Correct Them or Kill Them
I’ve been a pretty outspoken advocate for shelter dogs, and all dogs in general for the last several years. I’ve also spent most of my time training and competing with dogs. To be clear, I deal with all types of dogs, not just the ones I choose, but also the ones that are chosen for me.
Dog’s come in two classes;
- Those that want to please you and
- Those that don’t. In the latter category, there are two sub-categories as well; a. Those that we can coerce with food, reward and positive interaction and
- Those that we can’t.
Not much really matters until it comes time to choose between killing them and saving them for dangerous and unwanted behaviors. This is a position that I take very seriously. Although there are a few dogs that I would sign off on (to put down), they are always the very smallest percentage. The reason for this is because I don’t believe in stopping when one method of training or behavior modification doesn’t work. I’ve been criticized for this on numerous occasions and only hope that more people will question me so that I may explain my point.
I believe that training a dog should be positive and reward based. All of my training with dogs involves positive based methods and I use treats even when the method involves blocking or correcting unwanted behaviors.
Countless times I am faced with people who will criticize the methods I (and other balanced trainers) use and offer their opinion, which usually goes something like this: “ Dogs should never be corrected, they can learn anything with purely positive based methods.” The problem with this opinion is that it is usually spewed from people who either have no idea how to deal with serious aggression / behaviors or those that are lying to both you and themselves.
Sadly, thousands of dogs are facing death in shelters across the US because positive only trainers are trying to convince people that corrections are cruel and unnecessary.
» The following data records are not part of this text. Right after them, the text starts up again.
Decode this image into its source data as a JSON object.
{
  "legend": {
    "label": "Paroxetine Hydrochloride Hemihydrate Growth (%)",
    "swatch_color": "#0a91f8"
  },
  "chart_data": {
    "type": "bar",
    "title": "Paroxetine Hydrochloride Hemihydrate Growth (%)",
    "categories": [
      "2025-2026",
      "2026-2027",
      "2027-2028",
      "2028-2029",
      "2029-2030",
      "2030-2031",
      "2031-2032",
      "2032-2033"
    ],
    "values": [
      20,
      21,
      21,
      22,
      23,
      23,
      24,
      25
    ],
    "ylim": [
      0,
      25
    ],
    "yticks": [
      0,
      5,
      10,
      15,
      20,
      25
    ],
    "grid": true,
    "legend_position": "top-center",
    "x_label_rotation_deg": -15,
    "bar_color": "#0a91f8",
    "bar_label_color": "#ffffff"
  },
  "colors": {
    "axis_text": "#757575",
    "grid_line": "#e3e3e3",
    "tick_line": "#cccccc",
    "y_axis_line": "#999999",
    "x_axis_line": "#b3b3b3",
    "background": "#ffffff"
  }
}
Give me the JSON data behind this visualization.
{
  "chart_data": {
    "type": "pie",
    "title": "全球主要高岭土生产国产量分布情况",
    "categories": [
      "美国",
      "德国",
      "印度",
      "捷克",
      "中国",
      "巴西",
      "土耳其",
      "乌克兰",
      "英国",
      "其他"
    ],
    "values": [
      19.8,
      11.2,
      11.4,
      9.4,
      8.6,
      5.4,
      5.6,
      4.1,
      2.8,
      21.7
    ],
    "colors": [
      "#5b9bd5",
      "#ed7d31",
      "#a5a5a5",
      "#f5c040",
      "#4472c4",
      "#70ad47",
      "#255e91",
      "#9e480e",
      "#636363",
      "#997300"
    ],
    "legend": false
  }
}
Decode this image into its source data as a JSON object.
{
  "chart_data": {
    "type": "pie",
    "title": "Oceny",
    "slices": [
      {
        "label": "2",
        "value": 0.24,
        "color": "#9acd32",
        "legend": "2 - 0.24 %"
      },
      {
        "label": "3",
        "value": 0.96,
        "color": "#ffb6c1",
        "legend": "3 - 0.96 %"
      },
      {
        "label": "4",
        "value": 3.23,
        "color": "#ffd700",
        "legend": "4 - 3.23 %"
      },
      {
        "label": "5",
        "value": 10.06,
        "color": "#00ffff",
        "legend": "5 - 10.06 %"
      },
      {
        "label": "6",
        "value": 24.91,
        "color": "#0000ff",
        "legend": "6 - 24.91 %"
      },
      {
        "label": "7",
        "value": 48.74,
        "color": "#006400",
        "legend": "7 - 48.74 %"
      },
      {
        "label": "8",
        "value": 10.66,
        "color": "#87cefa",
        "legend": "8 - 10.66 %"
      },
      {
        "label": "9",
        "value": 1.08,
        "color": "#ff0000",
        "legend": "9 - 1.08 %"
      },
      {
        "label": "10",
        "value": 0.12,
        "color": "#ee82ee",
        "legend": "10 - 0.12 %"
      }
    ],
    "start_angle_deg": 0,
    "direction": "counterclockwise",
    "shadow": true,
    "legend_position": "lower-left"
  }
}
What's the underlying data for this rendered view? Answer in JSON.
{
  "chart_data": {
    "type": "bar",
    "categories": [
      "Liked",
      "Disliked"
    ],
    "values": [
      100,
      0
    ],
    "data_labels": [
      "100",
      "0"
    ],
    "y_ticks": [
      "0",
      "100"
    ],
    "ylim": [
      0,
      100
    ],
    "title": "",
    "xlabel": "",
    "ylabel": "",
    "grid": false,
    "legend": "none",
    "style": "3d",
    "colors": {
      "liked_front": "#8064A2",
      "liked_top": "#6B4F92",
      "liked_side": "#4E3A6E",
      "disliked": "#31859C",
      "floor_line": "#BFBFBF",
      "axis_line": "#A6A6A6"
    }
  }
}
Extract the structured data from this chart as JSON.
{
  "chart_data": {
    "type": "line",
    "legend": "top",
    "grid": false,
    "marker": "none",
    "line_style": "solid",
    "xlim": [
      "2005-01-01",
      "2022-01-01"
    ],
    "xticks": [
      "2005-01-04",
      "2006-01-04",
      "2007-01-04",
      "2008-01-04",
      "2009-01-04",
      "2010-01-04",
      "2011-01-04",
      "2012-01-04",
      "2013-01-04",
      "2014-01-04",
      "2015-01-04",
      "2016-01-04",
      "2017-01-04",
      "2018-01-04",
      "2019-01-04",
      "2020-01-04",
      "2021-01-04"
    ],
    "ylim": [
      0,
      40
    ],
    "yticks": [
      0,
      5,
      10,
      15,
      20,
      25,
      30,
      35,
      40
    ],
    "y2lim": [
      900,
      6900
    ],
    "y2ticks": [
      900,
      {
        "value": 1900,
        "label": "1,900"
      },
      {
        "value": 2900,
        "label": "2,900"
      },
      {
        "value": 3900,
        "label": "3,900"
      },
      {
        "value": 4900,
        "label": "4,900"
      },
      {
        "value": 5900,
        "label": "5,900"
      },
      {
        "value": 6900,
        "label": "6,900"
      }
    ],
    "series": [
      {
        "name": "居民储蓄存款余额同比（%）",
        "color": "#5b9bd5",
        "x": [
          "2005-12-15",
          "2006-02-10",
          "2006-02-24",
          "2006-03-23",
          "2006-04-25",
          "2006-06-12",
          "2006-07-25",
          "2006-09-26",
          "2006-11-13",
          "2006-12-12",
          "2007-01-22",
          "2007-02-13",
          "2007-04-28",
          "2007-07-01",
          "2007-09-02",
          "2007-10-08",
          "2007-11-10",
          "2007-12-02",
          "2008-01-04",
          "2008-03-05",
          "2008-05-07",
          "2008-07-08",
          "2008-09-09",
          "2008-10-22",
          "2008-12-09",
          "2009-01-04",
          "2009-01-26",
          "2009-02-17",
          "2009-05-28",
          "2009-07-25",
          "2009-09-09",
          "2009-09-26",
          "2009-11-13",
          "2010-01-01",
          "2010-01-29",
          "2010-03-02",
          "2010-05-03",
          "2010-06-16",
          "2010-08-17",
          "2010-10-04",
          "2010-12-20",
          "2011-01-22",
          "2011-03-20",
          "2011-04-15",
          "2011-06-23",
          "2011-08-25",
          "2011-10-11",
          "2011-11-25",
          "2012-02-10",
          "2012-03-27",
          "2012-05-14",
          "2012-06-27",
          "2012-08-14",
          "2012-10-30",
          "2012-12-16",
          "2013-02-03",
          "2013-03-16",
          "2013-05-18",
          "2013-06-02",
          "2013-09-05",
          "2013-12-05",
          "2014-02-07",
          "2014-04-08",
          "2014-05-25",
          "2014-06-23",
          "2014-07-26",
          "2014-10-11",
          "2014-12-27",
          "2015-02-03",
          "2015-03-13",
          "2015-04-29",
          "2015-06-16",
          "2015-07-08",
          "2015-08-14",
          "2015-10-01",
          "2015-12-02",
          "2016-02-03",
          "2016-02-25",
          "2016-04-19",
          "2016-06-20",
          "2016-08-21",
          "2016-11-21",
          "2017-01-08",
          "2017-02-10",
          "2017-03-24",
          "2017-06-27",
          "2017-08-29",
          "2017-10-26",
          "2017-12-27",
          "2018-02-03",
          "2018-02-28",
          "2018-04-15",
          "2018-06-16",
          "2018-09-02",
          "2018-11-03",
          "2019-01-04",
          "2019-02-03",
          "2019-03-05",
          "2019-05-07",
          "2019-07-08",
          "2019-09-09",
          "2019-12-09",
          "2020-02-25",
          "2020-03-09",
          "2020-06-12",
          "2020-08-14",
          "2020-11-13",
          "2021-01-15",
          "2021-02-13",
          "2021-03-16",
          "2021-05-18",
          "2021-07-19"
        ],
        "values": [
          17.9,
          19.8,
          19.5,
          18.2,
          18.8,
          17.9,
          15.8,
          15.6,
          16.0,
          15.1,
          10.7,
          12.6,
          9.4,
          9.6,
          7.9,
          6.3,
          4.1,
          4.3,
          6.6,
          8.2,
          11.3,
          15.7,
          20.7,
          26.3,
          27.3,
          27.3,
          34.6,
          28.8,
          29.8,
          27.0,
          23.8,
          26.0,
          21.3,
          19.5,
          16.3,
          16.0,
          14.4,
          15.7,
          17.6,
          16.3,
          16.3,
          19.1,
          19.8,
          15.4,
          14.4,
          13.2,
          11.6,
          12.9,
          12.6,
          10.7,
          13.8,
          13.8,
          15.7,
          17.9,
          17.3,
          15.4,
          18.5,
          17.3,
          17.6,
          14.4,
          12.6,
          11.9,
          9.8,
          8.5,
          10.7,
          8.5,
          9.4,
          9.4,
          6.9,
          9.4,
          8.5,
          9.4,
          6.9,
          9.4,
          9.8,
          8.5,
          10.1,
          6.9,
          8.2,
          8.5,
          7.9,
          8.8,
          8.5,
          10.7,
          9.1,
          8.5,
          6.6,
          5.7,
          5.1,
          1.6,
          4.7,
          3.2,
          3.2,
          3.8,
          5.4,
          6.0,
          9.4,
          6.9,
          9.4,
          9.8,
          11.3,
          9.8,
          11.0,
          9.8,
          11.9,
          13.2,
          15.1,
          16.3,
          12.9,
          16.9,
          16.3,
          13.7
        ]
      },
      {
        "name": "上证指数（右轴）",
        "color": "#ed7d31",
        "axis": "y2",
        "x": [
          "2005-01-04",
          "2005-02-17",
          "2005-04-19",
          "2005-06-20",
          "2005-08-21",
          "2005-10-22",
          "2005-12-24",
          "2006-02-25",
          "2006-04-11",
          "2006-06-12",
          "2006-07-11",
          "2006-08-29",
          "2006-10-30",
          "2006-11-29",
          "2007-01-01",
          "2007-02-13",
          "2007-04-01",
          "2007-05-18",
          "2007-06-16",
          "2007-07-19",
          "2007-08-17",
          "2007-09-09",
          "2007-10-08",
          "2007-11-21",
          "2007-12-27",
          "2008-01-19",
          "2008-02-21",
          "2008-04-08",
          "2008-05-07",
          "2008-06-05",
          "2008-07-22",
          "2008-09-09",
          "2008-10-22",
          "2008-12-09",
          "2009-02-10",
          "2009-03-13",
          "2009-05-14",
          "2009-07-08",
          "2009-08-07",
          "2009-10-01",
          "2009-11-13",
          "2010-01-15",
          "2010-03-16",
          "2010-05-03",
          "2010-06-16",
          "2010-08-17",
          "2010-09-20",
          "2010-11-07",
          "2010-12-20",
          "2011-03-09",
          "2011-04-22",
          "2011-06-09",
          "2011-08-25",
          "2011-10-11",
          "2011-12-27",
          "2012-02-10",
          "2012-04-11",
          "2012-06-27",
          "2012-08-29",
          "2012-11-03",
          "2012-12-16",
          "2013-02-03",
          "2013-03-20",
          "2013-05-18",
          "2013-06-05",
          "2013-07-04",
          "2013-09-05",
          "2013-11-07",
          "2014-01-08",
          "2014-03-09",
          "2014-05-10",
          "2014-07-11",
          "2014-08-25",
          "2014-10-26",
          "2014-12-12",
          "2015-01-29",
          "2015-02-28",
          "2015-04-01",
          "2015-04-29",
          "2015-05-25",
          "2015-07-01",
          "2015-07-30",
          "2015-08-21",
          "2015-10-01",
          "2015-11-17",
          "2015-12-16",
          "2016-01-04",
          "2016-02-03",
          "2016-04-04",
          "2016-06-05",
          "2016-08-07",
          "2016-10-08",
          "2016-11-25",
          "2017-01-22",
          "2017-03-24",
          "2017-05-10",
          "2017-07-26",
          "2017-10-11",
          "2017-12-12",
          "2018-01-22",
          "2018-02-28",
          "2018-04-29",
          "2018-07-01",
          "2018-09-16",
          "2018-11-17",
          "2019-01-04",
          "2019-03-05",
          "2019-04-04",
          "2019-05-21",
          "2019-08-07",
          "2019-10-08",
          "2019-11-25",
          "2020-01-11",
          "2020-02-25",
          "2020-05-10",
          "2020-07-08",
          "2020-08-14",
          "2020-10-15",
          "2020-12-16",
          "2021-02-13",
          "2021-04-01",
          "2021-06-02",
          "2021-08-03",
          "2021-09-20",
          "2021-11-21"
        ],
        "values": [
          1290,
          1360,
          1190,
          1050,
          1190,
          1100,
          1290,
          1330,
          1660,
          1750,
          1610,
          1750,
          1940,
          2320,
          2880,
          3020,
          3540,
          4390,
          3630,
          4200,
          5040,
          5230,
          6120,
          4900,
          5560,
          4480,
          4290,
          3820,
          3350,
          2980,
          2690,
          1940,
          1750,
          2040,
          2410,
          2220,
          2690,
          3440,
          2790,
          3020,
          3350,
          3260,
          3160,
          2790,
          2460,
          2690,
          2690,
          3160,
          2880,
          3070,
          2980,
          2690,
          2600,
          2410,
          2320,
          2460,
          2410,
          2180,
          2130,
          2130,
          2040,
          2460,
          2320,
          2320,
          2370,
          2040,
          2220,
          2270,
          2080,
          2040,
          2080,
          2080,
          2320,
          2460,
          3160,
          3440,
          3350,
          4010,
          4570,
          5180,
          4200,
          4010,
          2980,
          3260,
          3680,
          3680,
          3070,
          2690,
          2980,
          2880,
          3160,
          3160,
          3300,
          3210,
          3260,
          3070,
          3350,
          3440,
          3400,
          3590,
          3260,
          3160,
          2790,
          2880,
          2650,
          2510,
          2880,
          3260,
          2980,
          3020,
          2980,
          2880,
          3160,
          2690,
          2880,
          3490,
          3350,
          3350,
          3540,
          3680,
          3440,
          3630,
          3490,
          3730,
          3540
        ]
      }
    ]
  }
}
The pitfall is that the dogs suffer. People are convinced that the ONLY way to train or counter condition a dog is with positive only methods, then, when that doesn’t work, they think their dog is broken and they dump the dog and try again. I see these dogs; I work with these dogs and I watch these dogs die when someone doesn’t step outside of their comfort zone, but more often, I save these dogs with training methods that do work!
Dogs are dogs; they lack the ability to communicate with words. They are complex creatures that need and deserve more than a myopic approach to their behavior / personalities. If a dog needs to be corrected or blocked on a behavior, and that will save their lives, I wish they would get it from either a balanced trainer or their owners.
When people (positive only people) see the results of balanced training and see that the dog is behaving properly they immediately respond with one of two prepared responses:
- The dog is in shut down mode, i.e. learned helplessness.
- The dog will revert back to his aggression, any dog trained with corrections always does.
They are wrong on both counts.
First off, if the dog is in their so called, “shut down mode” after behaving aggressively and being corrected, then good, they are avoiding the aggressive behaviors which got them punished in the first place. This will then allow them to move to a place where they will receive reward and affection afterwards. At that point the “learned behavior” will be compliance and good manners. Sort of like a little child sulking because he can’t have cake before dinner. If he finishes his dinner, he gets cake.
Secondly, dogs trained through balanced training (yes, that might involve a correction) are far less likely to revert back to aggression than dogs trained through positive only training. This has been my experience in the hundreds of dogs (real world and shelter dogs) that I’ve worked with. This includes severely aggressive dogs, out of control pets, sport competition dogs, shelter dogs, and personal protection dogs.
Dogs are balanced creatures who need balance in their lives and in their training. This must come from their human. Never correcting a dog is like never telling a child no. It makes for irresponsible parenting and poor pet ownership.
Please don’t believe the hype of the positive only people and give your dog more respect than that. Trainers that are abusive are not balanced trainers (and there are plenty of those). I am talking about trainers who have the best interest of the dog at heart. Trainers that understand one simple concept:
Dogs should be rewarded for doing the right thing, and when they do the wrong thing, they should be taught what they need to do to get rewarded.